No.28 - p157



    Not having an Editorial in our last issue prevented us from mentioning the new Society emblem which adorned the front cover. Designed by our cartographer, Roger West, it will appear in due course on all IRS publications, a hallmark we hope of all that is best in industrial railway activities.

    Endorsing the editorial comments on page 95 of RECORD 25 concerning the apparent lack of interest in preserving a Yorkshire Engine Company steam locomotive (16 only remain). S/Sgt John Benson draws attention to the small number of Grant Ritchie survivors - all five are with the National Coal Board in Scotland although only two are thought to be in use; no example has yet been preserved. In offering to lend his support to anyone able to organise an appeal for funds, John asks for details of the firm of Grant Ritchie and its locomotives. Can anyone oblige?

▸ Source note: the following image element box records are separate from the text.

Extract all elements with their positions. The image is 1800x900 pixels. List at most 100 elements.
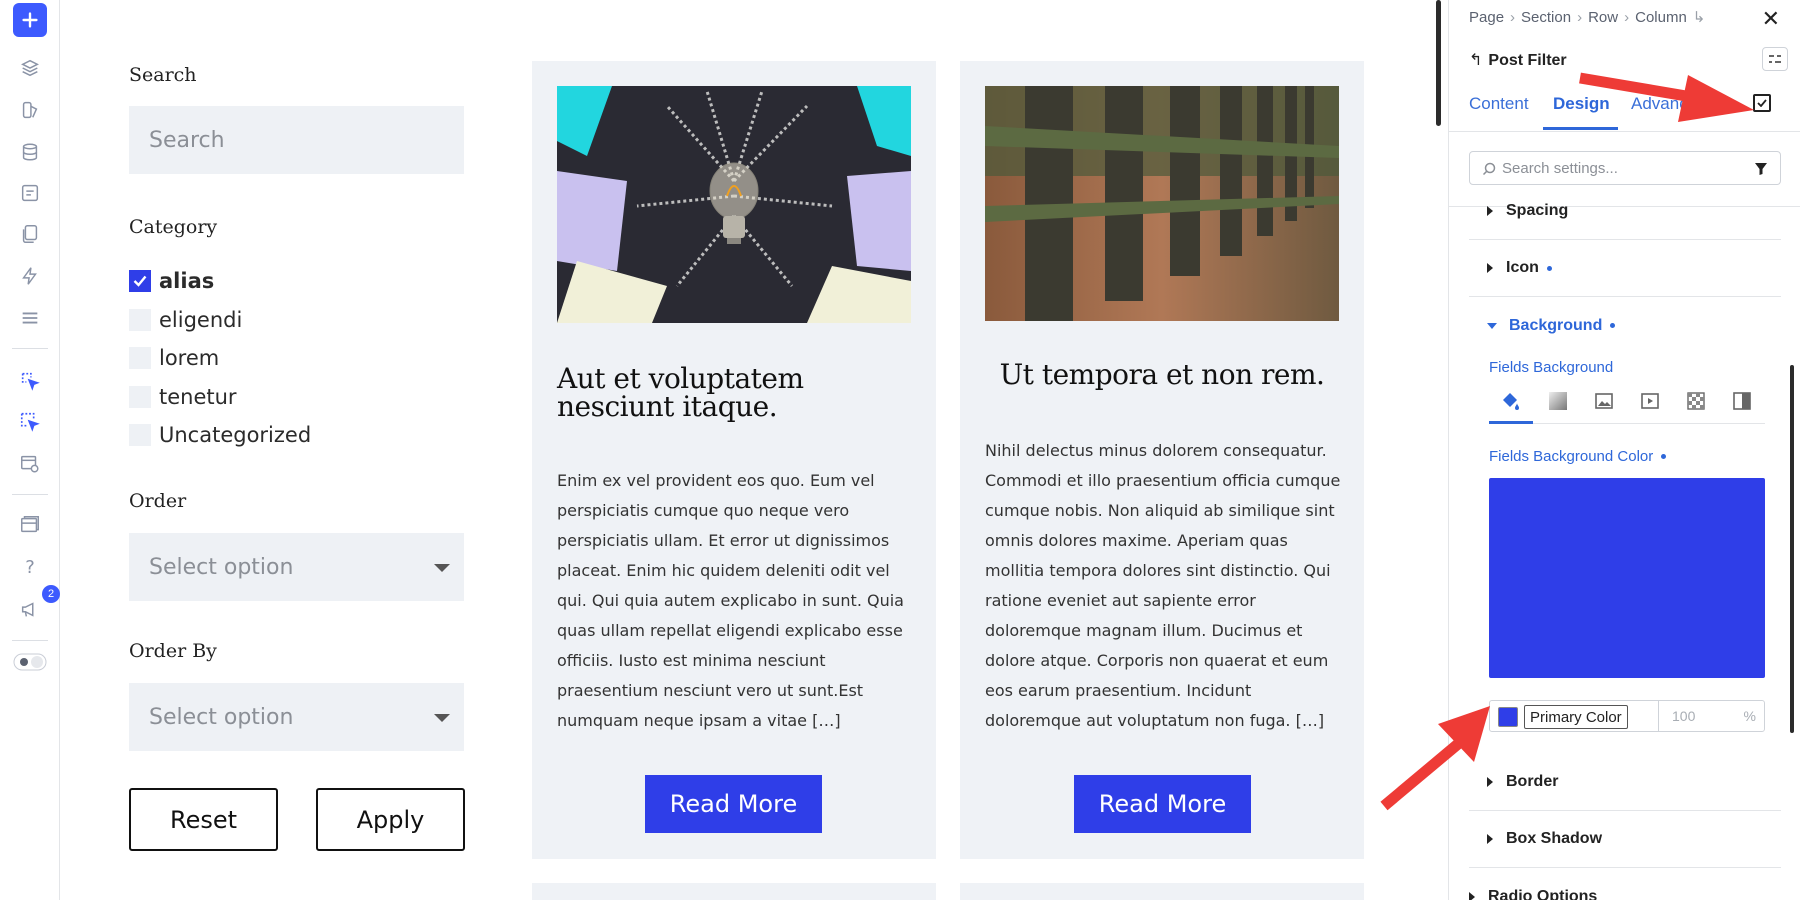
brush-icon[interactable] [12,92,48,128]
active-tab-indicator [1543,127,1618,130]
tab-design[interactable]: Design [1553,94,1610,114]
mask-icon[interactable] [1731,390,1753,412]
database-icon[interactable] [12,134,48,170]
section-label: Border [1506,773,1559,790]
category-list: alias eligendi lorem tenetur Uncategoriz… [129,262,311,455]
help-icon[interactable]: ? [12,549,48,585]
post-thumbnail-fence[interactable] [985,86,1339,321]
image-icon[interactable] [1593,390,1615,412]
fields-background-color-label: Fields Background Color [1489,448,1667,465]
select-cursor-icon[interactable] [12,363,48,399]
close-icon[interactable]: ✕ [1762,6,1780,32]
settings-search-field[interactable] [1469,151,1781,185]
section-icon[interactable]: Icon [1469,240,1781,297]
read-more-button[interactable]: Read More [645,775,822,833]
fields-background-label: Fields Background [1489,359,1614,376]
layers-icon[interactable] [12,50,48,86]
bolt-icon[interactable] [12,258,48,294]
breadcrumb-item[interactable]: Column [1635,9,1687,26]
breadcrumb-item[interactable]: Row [1588,9,1618,26]
post-card-next [532,883,936,900]
return-arrow-icon: ↳ [1692,9,1706,26]
reset-button[interactable]: Reset [129,788,278,851]
section-radio-options[interactable]: Radio Options [1449,868,1761,900]
pages-icon[interactable] [12,216,48,252]
section-spacing[interactable]: Spacing [1469,183,1781,240]
panel-tabs: Content Design Advanced [1449,90,1800,132]
checkbox[interactable] [129,385,151,408]
apply-button[interactable]: Apply [316,788,465,851]
color-picker-swatch[interactable] [1489,478,1765,678]
section-border[interactable]: Border [1469,754,1781,811]
pattern-icon[interactable] [1685,390,1707,412]
color-swatch-icon[interactable] [1498,707,1518,727]
element-title-text: Post Filter [1488,52,1567,69]
dropdown-caret-icon [434,714,450,722]
templates-icon[interactable] [12,507,48,543]
category-item-lorem[interactable]: lorem [129,339,311,378]
search-icon [1482,162,1496,176]
checkbox[interactable] [129,347,151,370]
checkbox-checked-icon[interactable] [129,270,151,293]
panel-options-icon[interactable] [1762,47,1788,71]
paint-bucket-icon[interactable] [1499,390,1521,412]
modified-dot [1610,323,1616,328]
back-arrow-icon[interactable]: ↰ [1469,52,1482,69]
preview-icon[interactable] [12,446,48,482]
post-card: Aut et voluptatem nesciunt itaque. Enim … [532,61,936,859]
section-box-shadow[interactable]: Box Shadow [1469,811,1781,868]
global-color-name[interactable]: Primary Color [1524,705,1628,729]
post-title[interactable]: Ut tempora et non rem. [985,361,1339,389]
category-label: Category [129,216,218,238]
caret-right-icon [1469,891,1475,900]
label-text: Fields Background Color [1489,448,1654,465]
checkbox[interactable] [129,308,151,331]
canvas-scrollbar[interactable] [1436,0,1441,126]
opacity-input[interactable]: 100 [1672,708,1695,724]
category-item-uncategorized[interactable]: Uncategorized [129,416,311,455]
category-item-tenetur[interactable]: tenetur [129,378,311,417]
breadcrumb-item[interactable]: Page [1469,9,1504,26]
dropdown-caret-icon [434,564,450,572]
megaphone-icon[interactable]: 2 [12,585,60,627]
category-item-alias[interactable]: alias [129,262,311,301]
element-title: ↰ Post Filter [1469,50,1567,70]
modified-dot [1661,454,1667,459]
search-label: Search [129,64,197,86]
multi-select-icon[interactable] [12,404,48,440]
checkbox-square-icon[interactable] [1753,94,1771,112]
filter-icon[interactable] [1754,162,1768,176]
post-card: Ut tempora et non rem. Nihil delectus mi… [960,61,1364,859]
section-label: Icon [1506,259,1539,276]
video-icon[interactable] [1639,390,1661,412]
toggle-icon[interactable] [12,644,48,680]
post-excerpt: Enim ex vel provident eos quo. Eum vel p… [557,471,904,730]
post-card-next [960,883,1364,900]
caret-right-icon [1487,834,1493,844]
section-label: Spacing [1506,202,1569,219]
category-item-eligendi[interactable]: eligendi [129,301,311,340]
read-more-button[interactable]: Read More [1074,775,1251,833]
checkbox[interactable] [129,424,151,447]
list-icon[interactable] [12,300,48,336]
post-thumbnail-lightbulb[interactable] [557,86,911,323]
form-icon[interactable] [12,175,48,211]
search-input[interactable] [129,106,464,174]
settings-panel: Page › Section › Row › Column ↳ ✕ ↰ Post Filter … [1448,0,1800,900]
add-icon[interactable] [13,3,47,37]
section-label: Background [1509,316,1603,334]
panel-scrollbar[interactable] [1790,365,1794,733]
tab-advanced[interactable]: Advanced [1631,94,1707,114]
settings-search-input[interactable] [1502,159,1732,177]
category-name: eligendi [159,307,243,332]
order-select[interactable]: Select option [129,533,464,601]
tab-content[interactable]: Content [1469,94,1529,114]
section-label: Radio Options [1488,887,1598,900]
order-by-select[interactable]: Select option [129,683,464,751]
post-title[interactable]: Aut et voluptatem nesciunt itaque. [557,365,911,421]
category-name: alias [159,269,215,294]
gradient-icon[interactable] [1547,390,1569,412]
breadcrumb-item[interactable]: Section [1521,9,1571,26]
color-value-field: Primary Color 100 % [1489,700,1765,732]
section-background[interactable]: Background [1469,297,1781,354]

    The number of British-built industrial locomotives preserved in Great Britain and Ireland (including odd main-line examples of basically industrial design) makes interesting reading. At the time of writing the lead is shared by Barclay and Hunslet with 34 apiece, Hunslet's total including no less than 27 narrow gauge. Others with "double figures" include Peckett (31), Hudswell Clarke (20), Bagnall (20), Avonside (13), Kerr Stuart (11), Manning Wardle (11) and R. Stephenson & Hawthorns (10). The remaining builders represented are: Neilson (8), Sentinel (8), Hawthorn Leslie (7), Aveling & Porter (6), de Winton (6). Fletcher Jennings (5), R. Stephenson (5), Spence (5). Beyer Peacock (4). Borrows (4), Head Wrightson (3), Black Hawthorn (2), Brush (2), Fox Walker (2), Hedley (2), Kitson (2), Sharp Stewart (2), and the following with one each - Belliss & Seekings, Chaplin, Coalbrookdale, Gibb & Hogg, Hackworth, Hawthorns (Leith), Haydock Foundry, A. Horlock, North British, T. Green, and Vulcan Foundry. Is it too late to hope that someone will remember the forgotten survivors of Chapman & Furneaux, Dubs, Grant Ritchie, Markham, Neilson Reid, New Lowca, and the Yorkshire Engine Company?

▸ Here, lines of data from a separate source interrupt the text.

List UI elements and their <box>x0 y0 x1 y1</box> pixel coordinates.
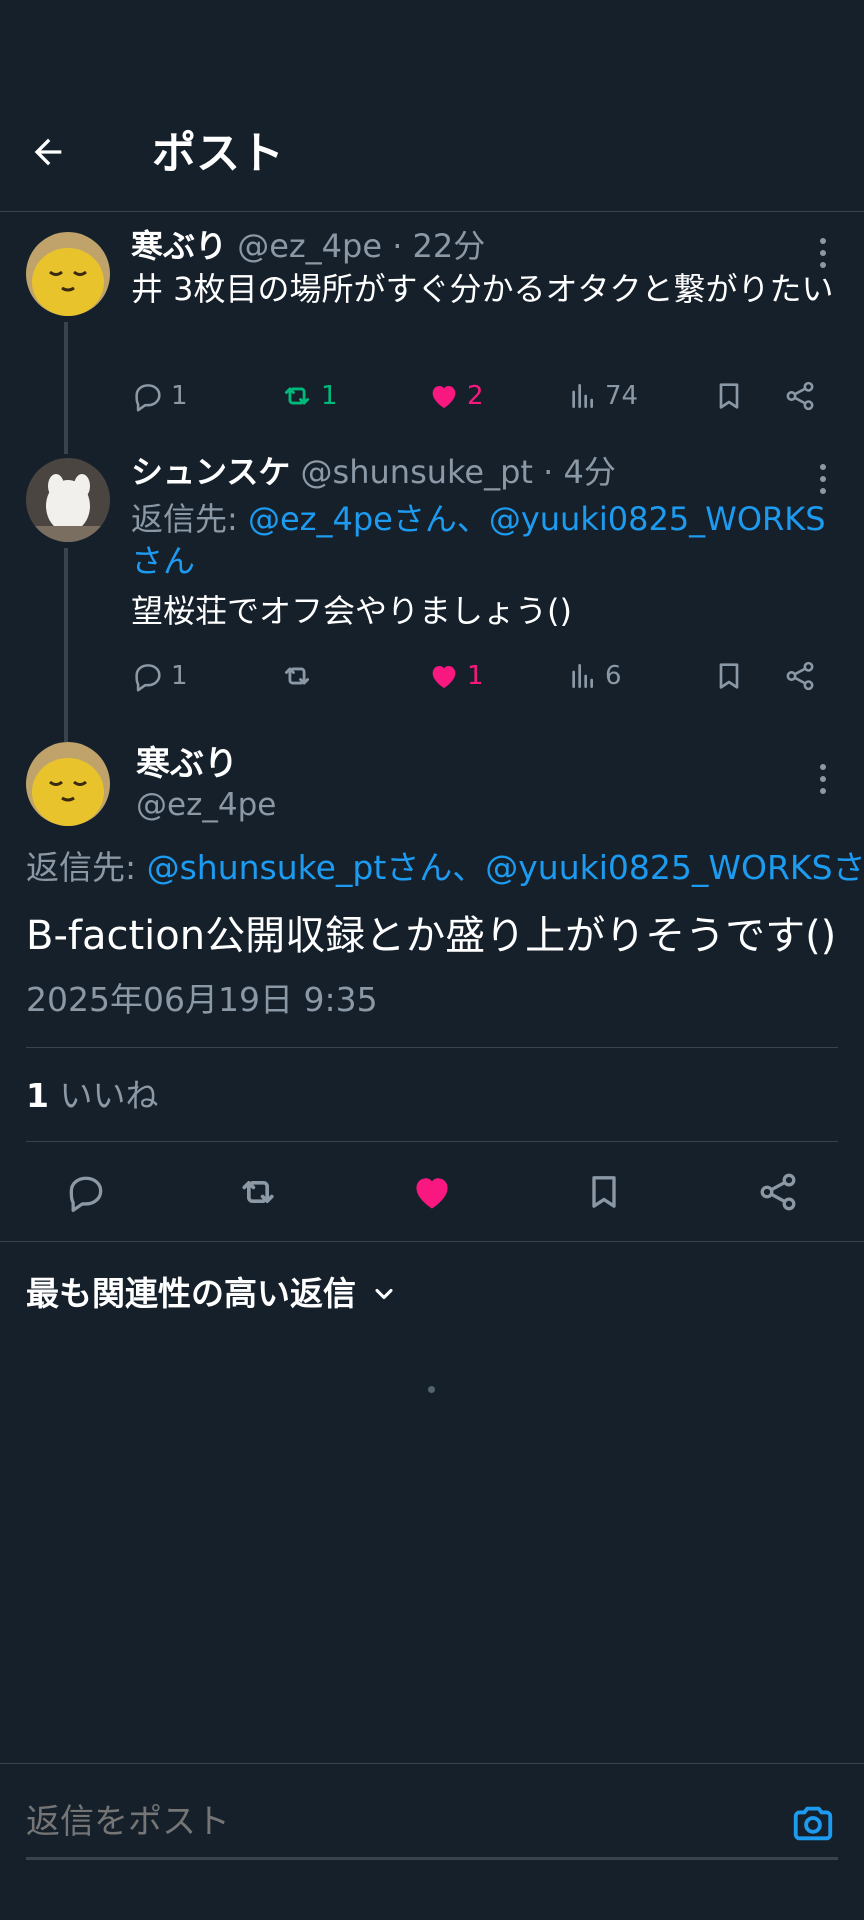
retweet-button[interactable]: 1 <box>279 376 338 416</box>
avatar-yellow-character-icon <box>26 742 110 826</box>
post-actions: 1 1 6 <box>131 656 831 696</box>
retweet-button[interactable] <box>232 1166 284 1218</box>
divider <box>26 1047 838 1048</box>
back-button[interactable] <box>28 126 92 178</box>
post-actions: 1 1 2 74 <box>131 376 831 416</box>
arrow-left-icon <box>34 138 62 166</box>
avatar[interactable] <box>26 742 110 826</box>
author-name[interactable]: シュンスケ <box>131 453 290 491</box>
replies-sort-dropdown[interactable]: 最も関連性の高い返信 <box>26 1272 398 1316</box>
avatar[interactable] <box>26 458 110 542</box>
author-handle[interactable]: @ez_4pe <box>136 784 276 826</box>
section-divider <box>0 1241 864 1242</box>
reply-to-label: 返信先: <box>26 848 147 887</box>
bookmark-icon <box>592 1176 616 1208</box>
heart-filled-icon <box>432 666 456 688</box>
chevron-down-icon <box>375 1288 393 1300</box>
retweet-icon <box>284 667 310 685</box>
reply-input[interactable] <box>26 1796 766 1848</box>
reply-to-label: 返信先: <box>131 500 248 538</box>
reply-button[interactable]: 1 <box>131 656 188 696</box>
bookmark-button[interactable] <box>578 1166 630 1218</box>
post-text: 望桜荘でオフ会やりましょう() <box>131 592 572 630</box>
share-button[interactable] <box>752 1166 804 1218</box>
like-button[interactable]: 2 <box>427 376 484 416</box>
bookmark-button[interactable] <box>713 656 745 696</box>
reply-count: 1 <box>171 661 188 691</box>
bookmark-icon <box>719 663 739 689</box>
bar-chart-icon <box>572 384 593 408</box>
view-count: 74 <box>605 381 639 411</box>
author-handle-time: @ez_4pe · 22分 <box>237 227 486 265</box>
view-count: 6 <box>605 661 622 691</box>
share-button[interactable] <box>783 376 817 416</box>
more-options-button[interactable] <box>816 238 830 268</box>
top-app-bar: ポスト <box>0 0 864 212</box>
likes-summary[interactable]: 1 いいね <box>26 1074 158 1118</box>
post-text: 井 3枚目の場所がすぐ分かるオタクと繋がりたい <box>131 270 834 308</box>
author-name[interactable]: 寒ぶり <box>136 742 238 786</box>
heart-filled-icon <box>432 386 456 408</box>
reply-to-mentions[interactable]: @shunsuke_ptさん、@yuuki0825_WORKSさん <box>147 848 864 887</box>
camera-icon <box>793 1806 833 1841</box>
loading-indicator <box>428 1386 435 1393</box>
author-name[interactable]: 寒ぶり <box>131 227 227 265</box>
reply-icon <box>135 384 161 412</box>
bookmark-icon <box>719 383 739 409</box>
retweet-icon <box>242 1181 274 1203</box>
more-options-button[interactable] <box>816 764 830 794</box>
share-icon <box>786 381 814 411</box>
post-text: B-faction公開収録とか盛り上がりそうです() <box>26 913 837 959</box>
author-handle-time: @shunsuke_pt · 4分 <box>300 453 616 491</box>
views-button[interactable]: 6 <box>567 656 622 696</box>
reply-button[interactable] <box>60 1166 112 1218</box>
avatar-white-cat-icon <box>26 458 110 542</box>
reply-input-underline <box>26 1857 838 1860</box>
post-header: シュンスケ @shunsuke_pt · 4分 <box>131 452 616 492</box>
like-button[interactable] <box>406 1166 458 1218</box>
thread-connector <box>64 548 68 742</box>
reply-icon <box>69 1176 103 1212</box>
reply-to-line: 返信先: @shunsuke_ptさん、@yuuki0825_WORKSさん <box>26 846 864 890</box>
reply-button[interactable]: 1 <box>131 376 188 416</box>
reply-icon <box>135 664 161 692</box>
bookmark-button[interactable] <box>713 376 745 416</box>
reply-composer <box>0 1763 864 1920</box>
share-icon <box>786 661 814 691</box>
divider <box>26 1141 838 1142</box>
retweet-icon <box>284 387 310 405</box>
reply-count: 1 <box>171 381 188 411</box>
views-button[interactable]: 74 <box>567 376 638 416</box>
like-button[interactable]: 1 <box>427 656 484 696</box>
main-post-actions <box>0 1162 864 1222</box>
replies-sort-label: 最も関連性の高い返信 <box>26 1274 356 1313</box>
more-options-button[interactable] <box>816 464 830 494</box>
heart-filled-icon <box>416 1178 448 1209</box>
share-icon <box>760 1173 796 1211</box>
avatar-yellow-character-icon <box>26 232 110 316</box>
reply-to-line: 返信先: @ez_4peさん、@yuuki0825_WORKSさん <box>131 498 841 582</box>
bar-chart-icon <box>572 664 593 688</box>
like-count: 2 <box>467 381 484 411</box>
like-count: 1 <box>467 661 484 691</box>
retweet-count: 1 <box>321 381 338 411</box>
camera-button[interactable] <box>790 1800 836 1846</box>
post-header: 寒ぶり @ez_4pe · 22分 <box>131 226 485 266</box>
like-total: 1 <box>26 1076 49 1115</box>
like-label: いいね <box>48 1076 159 1115</box>
page-title: ポスト <box>152 128 284 179</box>
share-button[interactable] <box>783 656 817 696</box>
thread-connector <box>64 322 68 454</box>
retweet-button[interactable] <box>279 656 315 696</box>
avatar[interactable] <box>26 232 110 316</box>
post-timestamp: 2025年06月19日 9:35 <box>26 980 378 1019</box>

    Readers will no doubt have noticed that our last issue was reduced in size, but we hope to make up the missing four pages during the second half of Volume 3 in 1970. We considered that Keith Clingan's account of Corpet Louvet merited publication in a single issue, and anticipate that other projects in hand will also be covered by special issues of the RECORD as this will afford facilities for the publication of any supplementary information available. It has been said that too much foreign material appears in our pages, and whilst agreeing with this to a limited extent we would suggest that the remedy is in your hands. Can we look forward to a contribution from you in 1970?

As this is the last issue of 1969 we should like to thank all contributors for their continued support, and to wish all readers A Very Merry Christmas. Good Hunting in 1970.


    "From 1904 the North Eastern Railway obtained sand for locomotive purposes from the beach at North Blyth and for this privilege they paid Lord Ridley 100 per acre worked. The sand was excavated by a steam navvy and loaded into N.E.R. wagons standing on a siding which crossed the Cowpen Coal Company's line on the level. In exchange for the use of the level crossing the Coal Co. obtained facilities for occasionally turning their engines on the N.E.R. at North Blyth.         (Journal of the Stephenson Locomotive Society, January 1965.)